Urgent roof repairs presented the first challenge. Lack of maintenance meant that water penetration threatened the integrity of the interiors. In order to provide protection from the elements, cast iron water tanks were removed from the roof over the plastered dome. The roofs were then restored to their original form with lead and slate coverings.
This project was conservation in its purest form and presented numerous challenges. For example, parts of the intricate detailing of the frieze had been lost and damaged. A policy of minimal intervention was adopted, combining a sensitive cleaning of the ceiling with a sympathetic restoration to elements of the frieze.
Once these works were complete, WMF Britain strove to reinstate the original furnishings and detailing of Domenico Bartoli’s meticulous design. Inappropriate modern lighting methods in the Saloon were replaced by suspended lanterns, and suitable ironmongery was reintroduced to the doors. Loose slabs of the floor were re-bedded.
Ceiling cleaning & missing limbs
This was undertaken in two phases. First, each of the 160 coffers was individually cleaned using a vacuum and soft brushes, in order to remove surface dirt and the thick dust deposits. The second more thorough process was steam cleaning using de-ionised water. This was applied as a fine jet of steam from a Derotor steam tool, and then dabbed dry with cotton wool. After cleaning, a thin layer of distemper was applied which further acts to consolidate the plaster surface, and provides better definition of the modelled details of the coffers and frieze. Wherever possible, exposed ferrous armature was removed and replaced with the equivalent in stainless steel.
Years of mischievous school boys had taken their toll, and the lower parts of the frieze had suffered physical damage.

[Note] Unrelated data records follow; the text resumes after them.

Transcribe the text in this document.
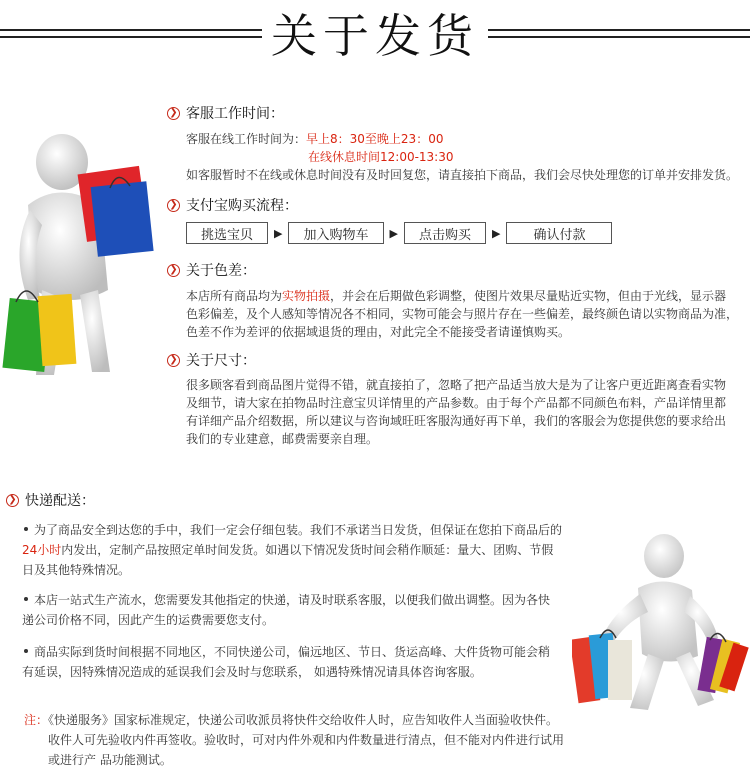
关于发货
❯ 客服工作时间：
客服在线工作时间为：早上8：30至晚上23：00
在线休息时间12:00-13:30
如客服暂时不在线或休息时间没有及时回复您，请直接拍下商品，我们会尽快处理您的订单并安排发货。
❯ 支付宝购买流程：
挑选宝贝	▶	加入购物车	▶	点击购买	▶	确认付款
❯ 关于色差：
本店所有商品均为实物拍摄，并会在后期做色彩调整，使图片效果尽量贴近实物，但由于光线，显示器
色彩偏差，及个人感知等情况各不相同，实物可能会与照片存在一些偏差，最终颜色请以实物商品为准，
色差不作为差评的依据域退货的理由，对此完全不能接受者请谨慎购买。
❯ 关于尺寸：
很多顾客看到商品图片觉得不错，就直接拍了，忽略了把产品适当放大是为了让客户更近距离查看实物
及细节，请大家在拍物品时注意宝贝详情里的产品参数。由于每个产品都不同颜色布料，产品详情里都
有详细产品介绍数据，所以建议与咨询域旺旺客服沟通好再下单，我们的客服会为您提供您的要求给出
我们的专业建意，邮费需要亲自理。
❯ 快递配送：
为了商品安全到达您的手中，我们一定会仔细包装。我们不承诺当日发货，但保证在您拍下商品后的
24小时内发出，定制产品按照定单时间发货。如遇以下情况发货时间会稍作顺延：量大、团购、节假
日及其他特殊情况。
本店一站式生产流水，您需要发其他指定的快递，请及时联系客服，以便我们做出调整。因为各快
递公司价格不同，因此产生的运费需要您支付。
商品实际到货时间根据不同地区，不同快递公司，偏远地区、节日、货运高峰、大件货物可能会稍
有延误，因特殊情况造成的延误我们会及时与您联系， 如遇特殊情况请具体咨询客服。
注：《快递服务》国家标准规定，快递公司收派员将快件交给收件人时，应告知收件人当面验收快件。
收件人可先验收内件再签收。验收时，可对内件外观和内件数量进行清点，但不能对内件进行试用
或进行产 品功能测试。
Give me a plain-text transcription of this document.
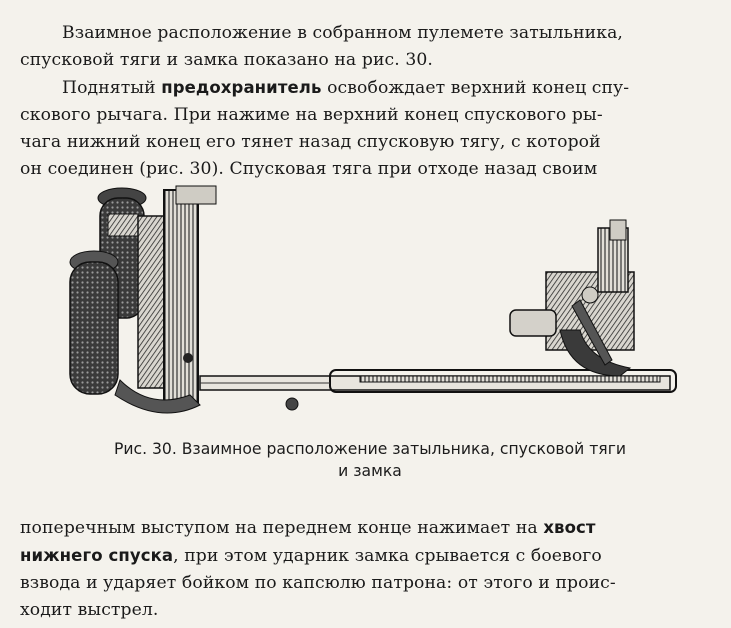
Взаимное расположение в собранном пулемете затыльника,
спусковой тяги и замка показано на рис. 30.
Поднятый предохранитель освобождает верхний конец спу-
скового рычага. При нажиме на верхний конец спускового ры-
чага нижний конец его тянет назад спусковую тягу, с которой
он соединен (рис. 30). Спусковая тяга при отходе назад своим
Рис. 30. Взаимное расположение затыльника, спусковой тяги
и замка
поперечным выступом на переднем конце нажимает на хвост
нижнего спуска, при этом ударник замка срывается с боевого
взвода и ударяет бойком по капсюлю патрона: от этого и проис-
ходит выстрел.
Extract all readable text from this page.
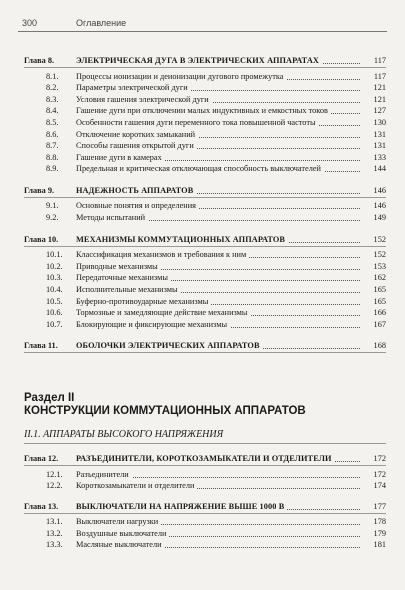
300	Оглавление
Глава 8.	ЭЛЕКТРИЧЕСКАЯ ДУГА В ЭЛЕКТРИЧЕСКИХ АППАРАТАХ	117
8.1.	Процессы ионизации и деионизации дугового промежутка	117
8.2.	Параметры электрической дуги	121
8.3.	Условия гашения электрической дуги	121
8.4.	Гашение дуги при отключении малых индуктивных и емкостных токов	127
8.5.	Особенности гашения дуги переменного тока повышенной частоты	130
8.6.	Отключение коротких замыканий	131
8.7.	Способы гашения открытой дуги	131
8.8.	Гашение дуги в камерах	133
8.9.	Предельная и критическая отключающая способность выключателей	144
Глава 9.	НАДЕЖНОСТЬ АППАРАТОВ	146
9.1.	Основные понятия и определения	146
9.2.	Методы испытаний	149
Глава 10.	МЕХАНИЗМЫ КОММУТАЦИОННЫХ АППАРАТОВ	152
10.1.	Классификация механизмов и требования к ним	152
10.2.	Приводные механизмы	153
10.3.	Передаточные механизмы	162
10.4.	Исполнительные механизмы	165
10.5.	Буферно-противоударные механизмы	165
10.6.	Тормозные и замедляющие действие механизмы	166
10.7.	Блокирующие и фиксирующие механизмы	167
Глава 11.	ОБОЛОЧКИ ЭЛЕКТРИЧЕСКИХ АППАРАТОВ	168
Раздел II
КОНСТРУКЦИИ КОММУТАЦИОННЫХ АППАРАТОВ
II.1. АППАРАТЫ ВЫСОКОГО НАПРЯЖЕНИЯ
Глава 12.	РАЗЪЕДИНИТЕЛИ, КОРОТКОЗАМЫКАТЕЛИ И ОТДЕЛИТЕЛИ	172
12.1.	Разъединители	172
12.2.	Короткозамыкатели и отделители	174
Глава 13.	ВЫКЛЮЧАТЕЛИ НА НАПРЯЖЕНИЕ ВЫШЕ 1000 В	177
13.1.	Выключатели нагрузки	178
13.2.	Воздушные выключатели	179
13.3.	Масляные выключатели	181
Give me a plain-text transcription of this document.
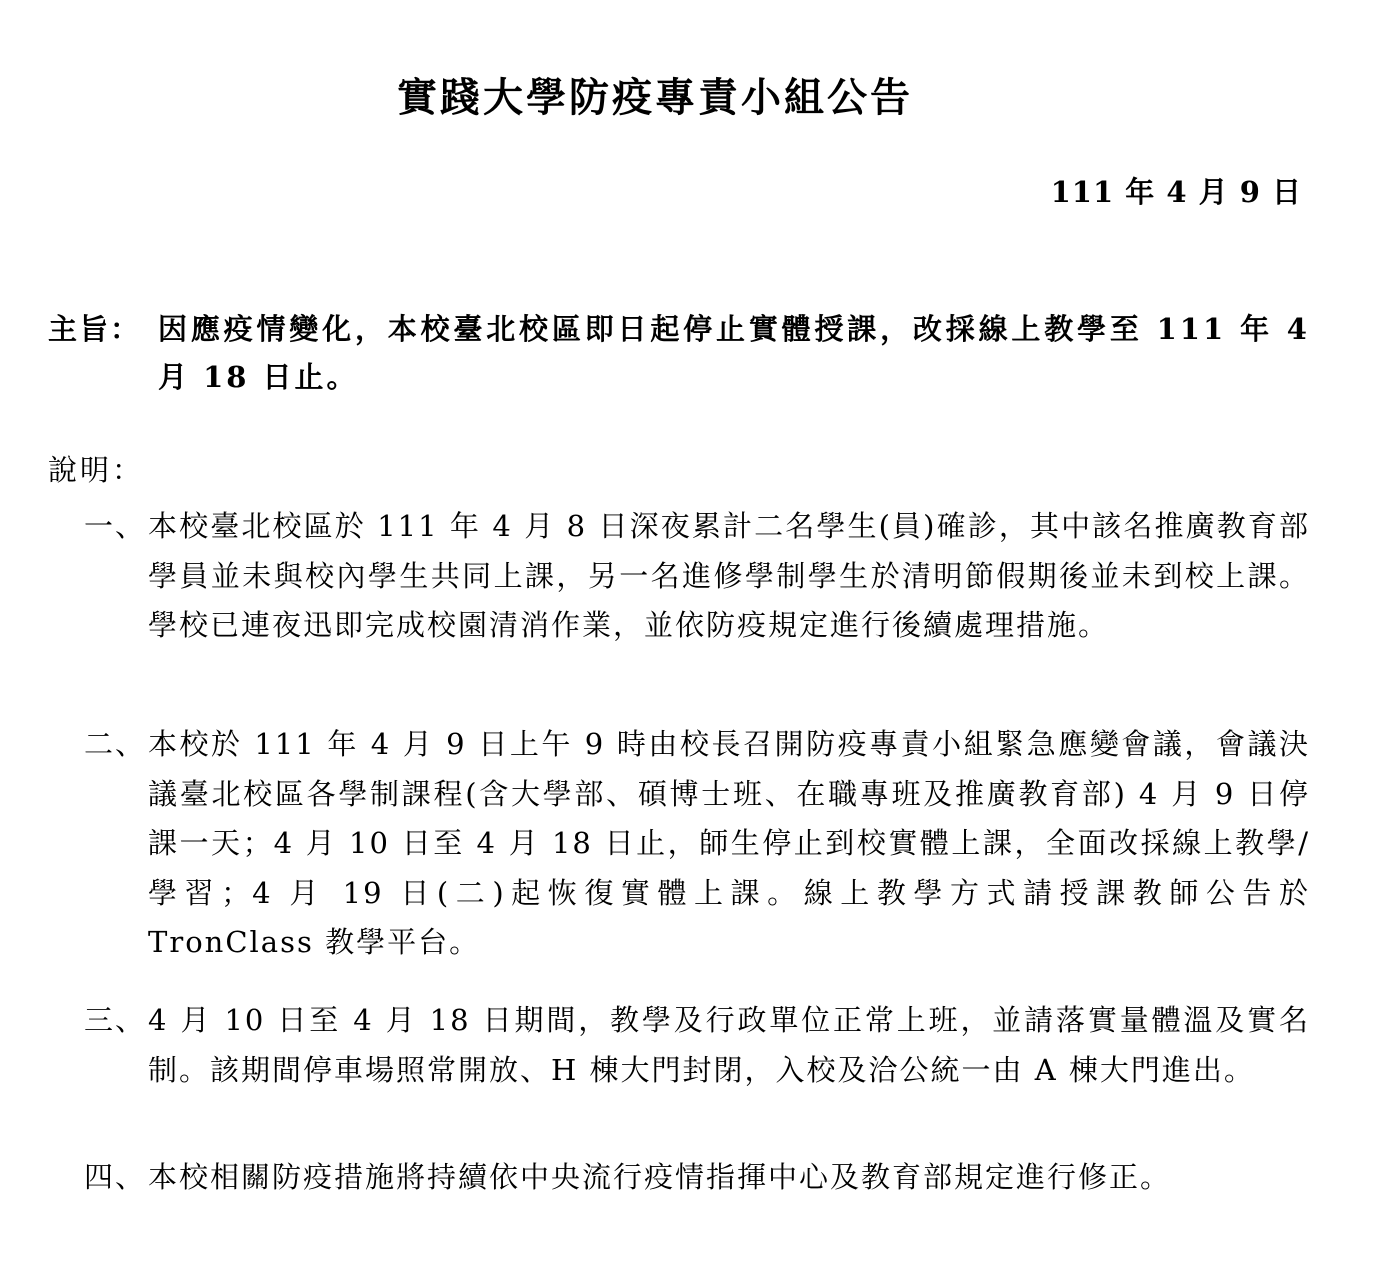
實踐大學防疫專責小組公告
111 年 4 月 9 日
主旨： 因應疫情變化，本校臺北校區即日起停止實體授課，改採線上教學至 111 年 4 月 18 日止。
說明：
一、 本校臺北校區於 111 年 4 月 8 日深夜累計二名學生(員)確診，其中該名推廣教育部學員並未與校內學生共同上課，另一名進修學制學生於清明節假期後並未到校上課。學校已連夜迅即完成校園清消作業，並依防疫規定進行後續處理措施。
二、 本校於 111 年 4 月 9 日上午 9 時由校長召開防疫專責小組緊急應變會議，會議決議臺北校區各學制課程(含大學部、碩博士班、在職專班及推廣教育部) 4 月 9 日停課一天；4 月 10 日至 4 月 18 日止，師生停止到校實體上課，全面改採線上教學/學習；4 月 19 日(二)起恢復實體上課。線上教學方式請授課教師公告於 TronClass 教學平台。
三、 4 月 10 日至 4 月 18 日期間，教學及行政單位正常上班，並請落實量體溫及實名制。該期間停車場照常開放、H 棟大門封閉，入校及洽公統一由 A 棟大門進出。
四、 本校相關防疫措施將持續依中央流行疫情指揮中心及教育部規定進行修正。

Graffiti was evident, some figures were missing limbs and balls, keys, and eggs were found lodged in the frieze, while other areas of the frieze were missing. As there is no repeat pattern, a photographic record taken in 1870 by J Mudd & Co had to be used as a guide for the reattachment of loose sections, and also consulted for the recreation of missing elements. The detached sections were salvaged, consolidated and then re-fixed using 5mm stainless steel bars set in polyester resin. When recreating missing sections rubber moulds were used and casting replacements were made in fine plaster. Elements that could not be cast directly from existing areas required hand modelling.